Thursday, June 16, 2011

Penambangan Pesir Kulon Progo : Merupakan Konflik Vertikal Antara Pemerintah Pusat dengan Masyarakat

June 16, 2011 0
Penambangan Pesir Kulon Progo : Merupakan Konflik Vertikal Antara Pemerintah Pusat dengan Masyarakat
Sejak 2006, masyarakat pesisir di Kabupaten Kulon Progo, Propinsi Yogyakarta, Indonesia berjuang mempertahankan Hak Asazi Manusia dan Hak Ekonomi, Sosial dan Budaya mereka. Keberadaan dan keberlanjutan hak-hak tersebut menjadi terancam karena Pemerintah Daerah Kabupaten Kulon Progo menggulirkan kebijakan pertambangan pasir besi dan pembangunan pabrik baja di kawasan pemukiman penduduk. Kebijakan itu muncul dari desakan korporasi kepada pemerintah. Korporasi tersebut, PT Jogja Magasa Iron yang merupakan anak perusahaan dari PT. Jogja Magasa Mining, adalah perusahaan keluarga penguasa politik di Propinsi Yogyakarta, yaitu Kasultanan dan Paku Alaman. Kawasan yang terletak di pesisir Pulau Jawa (Indonesia) dan berbatasan langsung dengan samudera Hindia itu telah diubah oleh masyarakat setempat menjadi kawasan pertanian lahan pasir yang produktif semenjak 1980an.
Perubahan ekosistem dari gurun menjadi ladang ini bermula dari kemunculan pengetahuan setempat, dan telah berperan bagi pertumbuhan ekonomi dan perubahan sosial yang cukup penting. Konflik antara masyarakat dan pemerintah yang berkolaborasi dengan korporasi telah berlangsung selama 4 tahun dan berpotensi menimbulkan korban jiwa di pihak masyarakat sipil.
Terkait dengan ditandatanganinya Kontrak Karya Proyek Tambang Pasir Besi Disepanjang Pesisir Pantai Selatan Kulonprogo seluas 2.987 Hektar selama 30 tahun, seharusnya Pemerintah mempertimbangkan banyak faktor. Alasan untuk pendapatan negara tidaklah menjadi dasar utama. Seharusnya faktor kesejahteraan sosial, kerusakan lingkungan dan alasan kemanusiaan lainnya juga menjadi dasar pertimbangan Pemerintah.
Banyak alasan dan faktor sosial mengapa warga petani pesisir menolak atas rencana penambangan tersebut. Komnas HAM juga pernah melakukan investigasi dan melakukan monitoring terkait rencana eksploitasi tersebut. Sebagaimana surat Komnas HAM tertanggal 2 Juli 2008 menyatakan bahwa proyek tambang biji besi berpotensi melanggar hak asasi manusia, khususnya hak atas tanah, hak atas pekerjaan, hak atas rasa aman, dan hak-hak dasar petani pada khususnya. Komnas HAM dalam rekomendasinya juga menyatakan bahwa rencana penambangan pasir besi berpotensi menimbulkan konflik horisontal (antar masyarakat).

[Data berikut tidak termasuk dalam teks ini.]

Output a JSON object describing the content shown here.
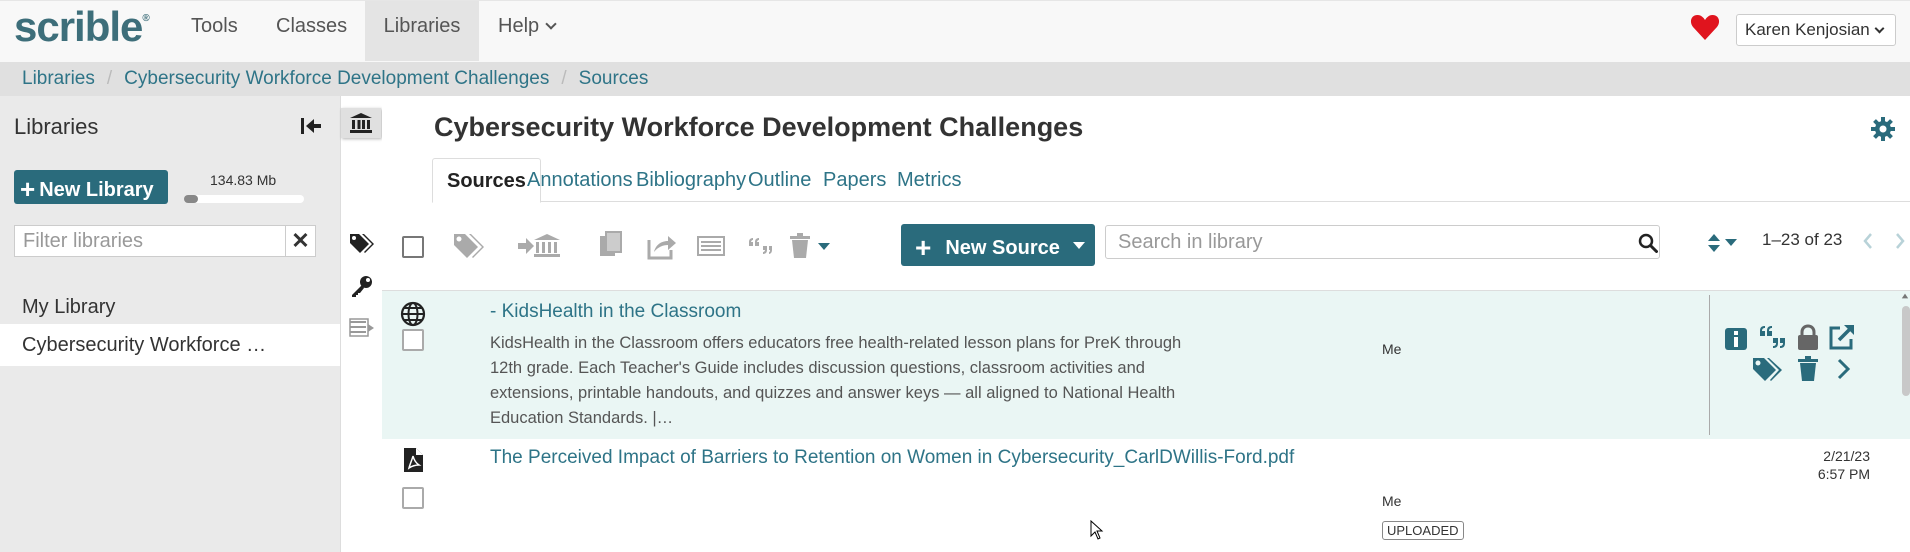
{
  "nav": {
    "logo": "scrible",
    "items": [
      "Tools",
      "Classes",
      "Libraries",
      "Help"
    ],
    "user": "Karen Kenjosian",
    "accent_color": "#2a6b7c",
    "heart_color": "#e0141e"
  },
  "breadcrumb": [
    "Libraries",
    "Cybersecurity Workforce Development Challenges",
    "Sources"
  ],
  "sidebar": {
    "title": "Libraries",
    "new_library_label": "New Library",
    "storage_label": "134.83 Mb",
    "storage_fraction": 0.08,
    "filter_placeholder": "Filter libraries",
    "libraries": [
      {
        "label": "My Library",
        "selected": false
      },
      {
        "label": "Cybersecurity Workforce …",
        "selected": true
      }
    ]
  },
  "main": {
    "title": "Cybersecurity Workforce Development Challenges",
    "tabs": [
      {
        "label": "Sources",
        "active": true
      },
      {
        "label": "Annotations"
      },
      {
        "label": "Bibliography"
      },
      {
        "label": "Outline"
      },
      {
        "label": "Papers"
      },
      {
        "label": "Metrics"
      }
    ],
    "toolbar": {
      "new_source_label": "New Source",
      "search_placeholder": "Search in library",
      "pager": "1–23 of 23"
    },
    "sources": [
      {
        "type_icon": "globe-icon",
        "title": "- KidsHealth in the Classroom",
        "description": "KidsHealth in the Classroom offers educators free health-related lesson plans for PreK through 12th grade. Each Teacher's Guide includes discussion questions, classroom activities and extensions, printable handouts, and quizzes and answer keys — all aligned to National Health Education Standards. |…",
        "owner": "Me"
      },
      {
        "type_icon": "pdf-icon",
        "title": "The Perceived Impact of Barriers to Retention on Women in Cybersecurity_CarlDWillis-Ford.pdf",
        "owner": "Me",
        "badge": "UPLOADED",
        "date": "2/21/23",
        "time": "6:57 PM"
      }
    ]
  }
}
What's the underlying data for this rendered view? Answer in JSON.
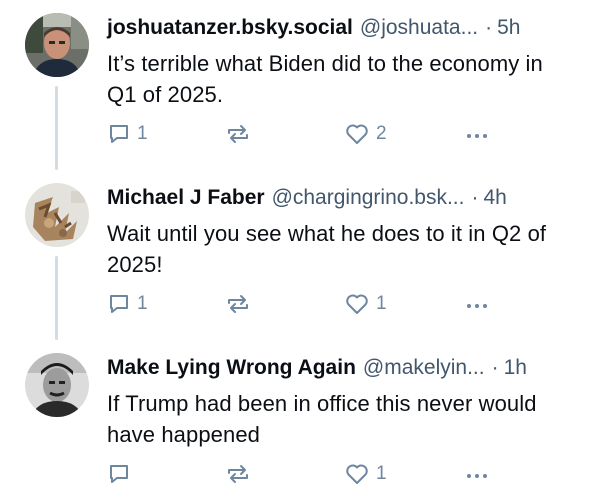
{
  "posts": [
    {
      "author": "joshuatanzer.bsky.social",
      "handle": "@joshuata...",
      "separator": "·",
      "time": "5h",
      "text": "It’s terrible what Biden did to the economy in Q1 of 2025.",
      "reply_count": "1",
      "repost_count": "",
      "like_count": "2"
    },
    {
      "author": "Michael J Faber",
      "handle": "@chargingrino.bsk...",
      "separator": "·",
      "time": "4h",
      "text": "Wait until you see what he does to it in Q2 of 2025!",
      "reply_count": "1",
      "repost_count": "",
      "like_count": "1"
    },
    {
      "author": "Make Lying Wrong Again",
      "handle": "@makelyin...",
      "separator": "·",
      "time": "1h",
      "text": "If Trump had been in office this never would have happened",
      "reply_count": "",
      "repost_count": "",
      "like_count": "1"
    }
  ],
  "icons": {
    "reply": "reply-icon",
    "repost": "repost-icon",
    "like": "heart-icon",
    "more": "more-icon"
  },
  "colors": {
    "text": "#0b0f14",
    "muted": "#42576c",
    "icon": "#6f869f",
    "thread_line": "#d4dbe2"
  }
}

APA makna pertambangan tersebut bagi masing-masing pihak?
  • Pemerintah memaknai pertambangan itu sebagai kesempatan untuk memperoleh Pendapatan Asli Daerah dalam jumlah besar secara cepat. Sistem politik desentralisasi memberi kekuasaan kepada pemerintah daerah untuk mengelola sumberdaya daerah secara otonom.
  • Korporasi memaknai pertambangan itu sebagai bagian dari akumulasi modal dengan memanfaatkan ketidakpastian hukum agraria. Kedudukan Sultan Hamengku Buwono X sebagai pemimpin politik, raja, dan pengusaha membuat tekanan-tekanan kepentingan swasta ini semakin memperoleh legitimasi politik.
  • Masyarakat sipil memaknai pertambangan itu sebagai ancaman bagi keberlanjutan fungsi ekosistem; evolusi pengetahuan; dan eksistensi komunitas lokal.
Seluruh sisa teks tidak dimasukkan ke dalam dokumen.